The measurement doesn't "destroy the whole quantum system", because you're not measuring the whole quantum system. You're only measuring two of the three systems.
It's like saying: if you have maximally entangled qubits, $|00\rangle+|11\rangle$ and you measure the first one in the computational basis, $\{|0\rangle,|1\rangle\}$, the second one is not "destroyed", but rather collapses on the same state you observed measuring the first qubit. If you measured $|0\rangle$, you know the second qubit is also $|0\rangle$, etc.
If you instead measure the first qubit in the $X$ eigenbasis, $\{|+\rangle,|-\rangle\}$, then finding $|+\rangle$ collapses the second qubit to $|+\rangle$, etc.
You can think of teleportation as working along the same principles. Except the measurement you're performing on the first qubit depends on the state $|\psi\rangle$ you're trying to teleport. The trick of doing a Bell measurement on two qubits on the sender's side achieves precisely this. Except instead of the sender performing a standard two-outcome projective measurement on their part of the entangled state, they perform a four-outcome POVM which depends on the state $|\psi\rangle$ to send over.

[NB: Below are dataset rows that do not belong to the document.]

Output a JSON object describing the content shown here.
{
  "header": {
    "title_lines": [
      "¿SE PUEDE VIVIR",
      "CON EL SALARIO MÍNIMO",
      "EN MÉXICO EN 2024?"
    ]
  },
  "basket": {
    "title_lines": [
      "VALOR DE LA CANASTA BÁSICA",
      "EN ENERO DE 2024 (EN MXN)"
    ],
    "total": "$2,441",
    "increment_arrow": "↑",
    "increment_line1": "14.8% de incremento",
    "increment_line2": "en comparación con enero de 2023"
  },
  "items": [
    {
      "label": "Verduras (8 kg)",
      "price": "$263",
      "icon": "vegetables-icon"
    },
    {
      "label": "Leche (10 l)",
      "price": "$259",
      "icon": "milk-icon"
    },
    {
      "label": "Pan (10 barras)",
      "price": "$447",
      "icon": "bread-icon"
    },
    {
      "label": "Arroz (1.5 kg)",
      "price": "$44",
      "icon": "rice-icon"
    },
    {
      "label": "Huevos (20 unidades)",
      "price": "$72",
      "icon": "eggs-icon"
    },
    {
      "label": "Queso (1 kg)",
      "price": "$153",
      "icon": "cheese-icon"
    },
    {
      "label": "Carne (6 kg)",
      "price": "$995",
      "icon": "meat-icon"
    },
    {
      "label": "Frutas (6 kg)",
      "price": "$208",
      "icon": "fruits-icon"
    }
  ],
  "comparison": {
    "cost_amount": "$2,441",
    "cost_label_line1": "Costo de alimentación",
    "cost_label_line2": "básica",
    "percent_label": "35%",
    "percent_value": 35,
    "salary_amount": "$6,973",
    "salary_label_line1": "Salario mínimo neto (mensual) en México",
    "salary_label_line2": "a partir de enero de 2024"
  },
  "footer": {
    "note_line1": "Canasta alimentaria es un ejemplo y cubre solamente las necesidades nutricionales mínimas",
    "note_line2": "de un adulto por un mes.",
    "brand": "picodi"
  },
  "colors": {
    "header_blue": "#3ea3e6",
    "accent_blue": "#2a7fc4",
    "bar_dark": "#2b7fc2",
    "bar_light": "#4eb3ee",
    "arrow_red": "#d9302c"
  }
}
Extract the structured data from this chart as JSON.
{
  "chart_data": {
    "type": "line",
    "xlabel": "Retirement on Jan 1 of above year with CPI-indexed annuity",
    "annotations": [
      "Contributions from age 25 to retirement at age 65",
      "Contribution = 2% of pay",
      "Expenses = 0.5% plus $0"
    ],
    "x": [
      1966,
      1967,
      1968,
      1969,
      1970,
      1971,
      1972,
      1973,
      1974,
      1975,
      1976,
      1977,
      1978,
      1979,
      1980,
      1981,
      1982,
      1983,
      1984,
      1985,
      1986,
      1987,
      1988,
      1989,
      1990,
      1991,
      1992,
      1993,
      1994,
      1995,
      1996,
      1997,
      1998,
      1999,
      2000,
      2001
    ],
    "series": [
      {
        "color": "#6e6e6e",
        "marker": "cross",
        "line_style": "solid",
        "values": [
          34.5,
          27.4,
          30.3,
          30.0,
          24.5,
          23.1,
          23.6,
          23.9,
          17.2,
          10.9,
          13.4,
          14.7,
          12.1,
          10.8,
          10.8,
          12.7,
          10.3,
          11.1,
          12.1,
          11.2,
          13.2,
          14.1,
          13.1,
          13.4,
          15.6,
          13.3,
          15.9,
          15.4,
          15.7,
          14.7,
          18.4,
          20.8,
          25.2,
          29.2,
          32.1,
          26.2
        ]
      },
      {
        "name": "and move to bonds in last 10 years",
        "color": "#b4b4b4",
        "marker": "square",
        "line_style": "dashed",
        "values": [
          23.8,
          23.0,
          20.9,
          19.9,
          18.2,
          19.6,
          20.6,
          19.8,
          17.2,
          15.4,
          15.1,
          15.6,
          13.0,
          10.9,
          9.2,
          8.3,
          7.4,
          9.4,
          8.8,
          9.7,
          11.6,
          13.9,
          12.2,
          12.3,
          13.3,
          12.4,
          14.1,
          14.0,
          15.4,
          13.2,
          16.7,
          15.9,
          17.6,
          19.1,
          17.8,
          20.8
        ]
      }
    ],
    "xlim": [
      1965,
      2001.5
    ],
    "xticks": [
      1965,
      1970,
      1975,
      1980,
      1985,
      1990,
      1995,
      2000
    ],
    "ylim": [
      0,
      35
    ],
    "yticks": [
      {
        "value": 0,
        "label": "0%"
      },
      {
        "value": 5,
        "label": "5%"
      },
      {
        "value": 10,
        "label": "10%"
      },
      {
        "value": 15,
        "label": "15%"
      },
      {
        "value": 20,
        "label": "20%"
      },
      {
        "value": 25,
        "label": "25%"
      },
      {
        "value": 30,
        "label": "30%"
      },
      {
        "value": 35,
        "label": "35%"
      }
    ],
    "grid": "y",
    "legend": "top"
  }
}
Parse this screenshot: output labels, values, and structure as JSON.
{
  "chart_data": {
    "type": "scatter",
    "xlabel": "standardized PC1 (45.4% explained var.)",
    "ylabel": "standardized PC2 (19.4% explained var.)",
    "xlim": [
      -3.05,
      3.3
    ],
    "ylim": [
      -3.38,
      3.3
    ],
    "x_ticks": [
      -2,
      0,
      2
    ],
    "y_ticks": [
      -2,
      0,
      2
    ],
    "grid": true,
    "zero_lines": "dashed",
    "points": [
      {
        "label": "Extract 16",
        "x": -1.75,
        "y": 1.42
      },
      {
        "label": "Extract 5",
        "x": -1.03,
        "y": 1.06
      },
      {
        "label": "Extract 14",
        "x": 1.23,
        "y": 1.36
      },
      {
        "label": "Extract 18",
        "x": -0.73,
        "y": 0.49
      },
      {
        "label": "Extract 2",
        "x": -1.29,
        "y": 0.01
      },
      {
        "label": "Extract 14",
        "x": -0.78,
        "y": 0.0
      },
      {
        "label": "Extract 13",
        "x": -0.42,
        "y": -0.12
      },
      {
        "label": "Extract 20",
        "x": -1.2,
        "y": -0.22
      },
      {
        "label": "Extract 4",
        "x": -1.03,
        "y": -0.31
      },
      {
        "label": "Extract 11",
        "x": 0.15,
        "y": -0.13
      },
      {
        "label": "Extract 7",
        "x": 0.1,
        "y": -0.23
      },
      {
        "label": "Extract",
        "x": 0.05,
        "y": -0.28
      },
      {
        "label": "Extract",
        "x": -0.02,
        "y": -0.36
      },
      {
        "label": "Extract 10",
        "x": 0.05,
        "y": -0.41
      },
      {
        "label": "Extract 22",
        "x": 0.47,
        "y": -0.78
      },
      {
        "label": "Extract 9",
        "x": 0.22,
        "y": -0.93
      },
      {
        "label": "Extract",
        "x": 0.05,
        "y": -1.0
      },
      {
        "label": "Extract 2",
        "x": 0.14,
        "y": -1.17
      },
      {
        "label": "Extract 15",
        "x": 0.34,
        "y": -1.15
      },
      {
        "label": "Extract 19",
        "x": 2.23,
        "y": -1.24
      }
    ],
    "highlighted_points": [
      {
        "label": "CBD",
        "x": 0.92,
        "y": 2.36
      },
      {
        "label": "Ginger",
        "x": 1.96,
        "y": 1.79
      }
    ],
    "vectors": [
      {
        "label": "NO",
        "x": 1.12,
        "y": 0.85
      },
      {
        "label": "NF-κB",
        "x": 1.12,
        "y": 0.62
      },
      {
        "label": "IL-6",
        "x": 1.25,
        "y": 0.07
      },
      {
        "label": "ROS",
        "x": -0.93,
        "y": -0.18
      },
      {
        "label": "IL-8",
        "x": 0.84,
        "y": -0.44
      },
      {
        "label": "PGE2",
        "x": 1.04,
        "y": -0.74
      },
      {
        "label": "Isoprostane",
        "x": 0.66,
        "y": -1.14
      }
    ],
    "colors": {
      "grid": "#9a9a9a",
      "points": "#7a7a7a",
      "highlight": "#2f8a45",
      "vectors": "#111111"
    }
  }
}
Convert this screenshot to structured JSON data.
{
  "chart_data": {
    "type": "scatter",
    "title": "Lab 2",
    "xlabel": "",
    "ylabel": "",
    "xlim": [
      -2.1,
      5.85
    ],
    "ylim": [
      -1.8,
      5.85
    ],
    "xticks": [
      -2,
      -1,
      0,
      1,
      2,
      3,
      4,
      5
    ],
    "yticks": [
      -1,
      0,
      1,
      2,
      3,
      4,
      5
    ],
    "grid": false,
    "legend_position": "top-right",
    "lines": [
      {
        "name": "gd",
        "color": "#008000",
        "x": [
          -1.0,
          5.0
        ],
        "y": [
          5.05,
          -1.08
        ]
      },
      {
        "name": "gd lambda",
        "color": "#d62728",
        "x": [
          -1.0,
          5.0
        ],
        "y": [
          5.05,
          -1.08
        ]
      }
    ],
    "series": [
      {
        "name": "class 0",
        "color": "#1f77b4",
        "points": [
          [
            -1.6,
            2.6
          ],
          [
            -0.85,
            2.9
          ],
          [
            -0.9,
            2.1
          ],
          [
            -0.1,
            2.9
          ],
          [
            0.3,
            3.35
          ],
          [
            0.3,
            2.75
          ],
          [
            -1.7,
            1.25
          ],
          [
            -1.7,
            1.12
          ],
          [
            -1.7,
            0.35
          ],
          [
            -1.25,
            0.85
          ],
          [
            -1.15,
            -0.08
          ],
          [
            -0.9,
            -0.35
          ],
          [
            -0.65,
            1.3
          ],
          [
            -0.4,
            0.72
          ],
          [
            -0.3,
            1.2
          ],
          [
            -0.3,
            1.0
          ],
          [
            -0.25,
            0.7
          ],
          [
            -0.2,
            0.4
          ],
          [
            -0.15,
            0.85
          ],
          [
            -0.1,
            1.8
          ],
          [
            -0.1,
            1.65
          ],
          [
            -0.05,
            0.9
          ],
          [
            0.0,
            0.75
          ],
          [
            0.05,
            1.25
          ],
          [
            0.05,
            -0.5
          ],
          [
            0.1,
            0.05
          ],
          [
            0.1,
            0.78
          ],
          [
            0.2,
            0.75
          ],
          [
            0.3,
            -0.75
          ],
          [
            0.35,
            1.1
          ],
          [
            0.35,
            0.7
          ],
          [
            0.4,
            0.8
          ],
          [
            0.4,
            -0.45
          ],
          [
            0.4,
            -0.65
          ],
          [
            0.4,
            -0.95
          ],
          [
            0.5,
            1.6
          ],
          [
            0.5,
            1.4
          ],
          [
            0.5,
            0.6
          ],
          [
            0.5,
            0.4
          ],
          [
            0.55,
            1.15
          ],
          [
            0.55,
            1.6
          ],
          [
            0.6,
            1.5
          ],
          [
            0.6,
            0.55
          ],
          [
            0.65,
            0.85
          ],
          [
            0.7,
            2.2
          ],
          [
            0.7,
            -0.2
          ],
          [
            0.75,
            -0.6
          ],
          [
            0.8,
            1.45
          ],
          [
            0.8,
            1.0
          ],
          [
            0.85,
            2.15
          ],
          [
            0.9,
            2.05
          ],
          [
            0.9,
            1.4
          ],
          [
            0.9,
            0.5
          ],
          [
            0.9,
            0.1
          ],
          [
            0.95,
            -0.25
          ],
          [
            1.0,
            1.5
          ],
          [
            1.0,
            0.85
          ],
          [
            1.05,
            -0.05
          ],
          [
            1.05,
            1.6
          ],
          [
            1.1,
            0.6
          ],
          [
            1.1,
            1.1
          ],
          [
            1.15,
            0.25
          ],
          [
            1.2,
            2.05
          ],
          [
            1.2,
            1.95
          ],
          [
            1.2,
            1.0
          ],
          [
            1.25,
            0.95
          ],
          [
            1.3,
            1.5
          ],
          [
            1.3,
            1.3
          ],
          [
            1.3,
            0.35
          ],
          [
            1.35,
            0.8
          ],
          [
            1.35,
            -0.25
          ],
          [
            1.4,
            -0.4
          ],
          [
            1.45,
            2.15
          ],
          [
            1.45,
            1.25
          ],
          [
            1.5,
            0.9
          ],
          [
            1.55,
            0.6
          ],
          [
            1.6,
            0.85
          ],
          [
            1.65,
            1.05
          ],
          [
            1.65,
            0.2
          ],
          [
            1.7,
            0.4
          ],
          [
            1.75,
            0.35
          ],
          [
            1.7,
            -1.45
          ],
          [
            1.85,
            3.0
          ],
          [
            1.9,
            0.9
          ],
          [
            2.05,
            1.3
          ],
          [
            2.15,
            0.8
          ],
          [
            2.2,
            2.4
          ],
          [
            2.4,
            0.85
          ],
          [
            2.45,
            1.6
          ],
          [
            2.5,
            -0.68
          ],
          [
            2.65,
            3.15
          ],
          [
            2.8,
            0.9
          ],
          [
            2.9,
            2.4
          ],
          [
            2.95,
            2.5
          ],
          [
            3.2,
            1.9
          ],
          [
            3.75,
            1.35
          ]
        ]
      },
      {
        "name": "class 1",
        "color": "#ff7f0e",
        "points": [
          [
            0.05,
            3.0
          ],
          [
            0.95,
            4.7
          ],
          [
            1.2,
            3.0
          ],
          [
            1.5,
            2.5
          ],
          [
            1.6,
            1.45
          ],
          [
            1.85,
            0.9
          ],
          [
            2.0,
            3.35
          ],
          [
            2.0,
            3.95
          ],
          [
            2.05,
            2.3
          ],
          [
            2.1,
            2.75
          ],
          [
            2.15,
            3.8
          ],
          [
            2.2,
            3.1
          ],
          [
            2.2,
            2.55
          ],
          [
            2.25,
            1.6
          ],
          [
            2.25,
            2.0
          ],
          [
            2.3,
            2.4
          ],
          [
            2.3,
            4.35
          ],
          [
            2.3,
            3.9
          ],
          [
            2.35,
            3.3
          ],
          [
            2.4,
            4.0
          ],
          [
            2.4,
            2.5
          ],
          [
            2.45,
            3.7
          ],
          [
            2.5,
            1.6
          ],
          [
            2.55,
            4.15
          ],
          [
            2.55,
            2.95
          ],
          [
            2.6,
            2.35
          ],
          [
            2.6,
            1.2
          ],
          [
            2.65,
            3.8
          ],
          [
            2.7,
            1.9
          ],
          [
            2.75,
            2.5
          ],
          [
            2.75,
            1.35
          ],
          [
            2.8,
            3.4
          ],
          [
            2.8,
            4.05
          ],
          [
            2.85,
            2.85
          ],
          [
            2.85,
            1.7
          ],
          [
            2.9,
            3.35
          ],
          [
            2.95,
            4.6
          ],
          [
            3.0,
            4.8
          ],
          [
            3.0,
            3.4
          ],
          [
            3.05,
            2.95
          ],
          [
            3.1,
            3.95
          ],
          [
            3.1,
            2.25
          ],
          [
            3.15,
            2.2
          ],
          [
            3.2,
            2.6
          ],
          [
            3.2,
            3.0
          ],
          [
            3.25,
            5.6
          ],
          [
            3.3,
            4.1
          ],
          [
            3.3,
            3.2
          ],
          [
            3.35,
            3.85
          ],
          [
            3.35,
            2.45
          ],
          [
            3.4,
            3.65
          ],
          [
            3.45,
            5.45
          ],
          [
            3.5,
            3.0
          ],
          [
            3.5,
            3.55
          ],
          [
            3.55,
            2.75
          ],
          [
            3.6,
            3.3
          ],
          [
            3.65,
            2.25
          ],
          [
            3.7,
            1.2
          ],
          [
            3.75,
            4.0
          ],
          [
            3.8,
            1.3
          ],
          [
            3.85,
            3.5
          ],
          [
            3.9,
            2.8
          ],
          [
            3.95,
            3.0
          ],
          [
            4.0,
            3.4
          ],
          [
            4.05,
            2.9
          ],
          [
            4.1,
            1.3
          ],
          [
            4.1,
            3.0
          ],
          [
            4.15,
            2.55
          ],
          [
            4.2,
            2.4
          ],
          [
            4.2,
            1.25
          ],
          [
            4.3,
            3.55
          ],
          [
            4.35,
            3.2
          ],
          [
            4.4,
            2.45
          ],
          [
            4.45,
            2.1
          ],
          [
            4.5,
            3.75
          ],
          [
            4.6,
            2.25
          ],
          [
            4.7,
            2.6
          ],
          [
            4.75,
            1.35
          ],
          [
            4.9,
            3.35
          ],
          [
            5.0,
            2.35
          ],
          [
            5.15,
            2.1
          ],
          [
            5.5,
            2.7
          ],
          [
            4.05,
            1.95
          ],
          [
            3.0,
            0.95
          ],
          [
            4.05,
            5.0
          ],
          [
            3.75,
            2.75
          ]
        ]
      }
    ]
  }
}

Formally, you can see it because the entire procedure on the sender side amounts to performing the POVM $\boldsymbol\mu$ such that:
$$\operatorname{tr}(\mu_i \rho)=\langle \Psi_i| \mathbb{P}_\psi\otimes \rho|\Psi_i\rangle, \qquad \mathbb{P}_\psi\equiv|\psi\rangle\!\langle\psi|,$$
with $|\Psi_i\rangle$, $i=1,2,3,4$ the four Bell states, and $\rho$ the reduced state on the sender's side (yes, in the entanglement protocol this reduced state is just $I/2$, but here I'm describing the measurement procedure in isolation, I don't care what $\rho$ is; the measurement will then actually be performed on the entangled state, not actually just on the reduced state). Note that we can always write the Bell states as $|\Psi_i\rangle=(U_i\otimes I)|m\rangle$ with $|m\rangle\equiv\frac{|00\rangle+|11\rangle}{\sqrt2}$ and $U_i\in\{I,X,Y,Z\}$ the Pauli gates. It follows from some simple manipulation that
$$\mu_i = \operatorname{tr}_1[(\mathbb{P}_\psi\otimes I)\mathbb{P}_{\Psi_i}]
\equiv (\langle\psi|\otimes I)|\Psi_i\rangle\!\langle\Psi_i|(|\psi\rangle\otimes I)
= \frac12 \mathbb{P}(U_i^T|\bar\psi\rangle).$$
So what happens is: the sender gets the outcome $i$ from their four-outcome measurement, which collapses their state on $U_i^T|\bar\psi\rangle$. But projecting one part of $|00\rangle+|11\rangle$ on some $|\phi\rangle$ gives you $|\bar\phi\rangle$ on the other side, as follows from
$$(\langle\phi|\otimes I)(|00\rangle+|11\rangle) = |\bar\phi\rangle.$$
In other words, when the sender gets the $i$-th outcome, the receiver's state collapses to $\bar U_i|\psi\rangle$. Once they know which $i$ was measured, it is therefore easy for the receiver to correct away the $\bar U_i$ operation and end up with $|\psi\rangle$.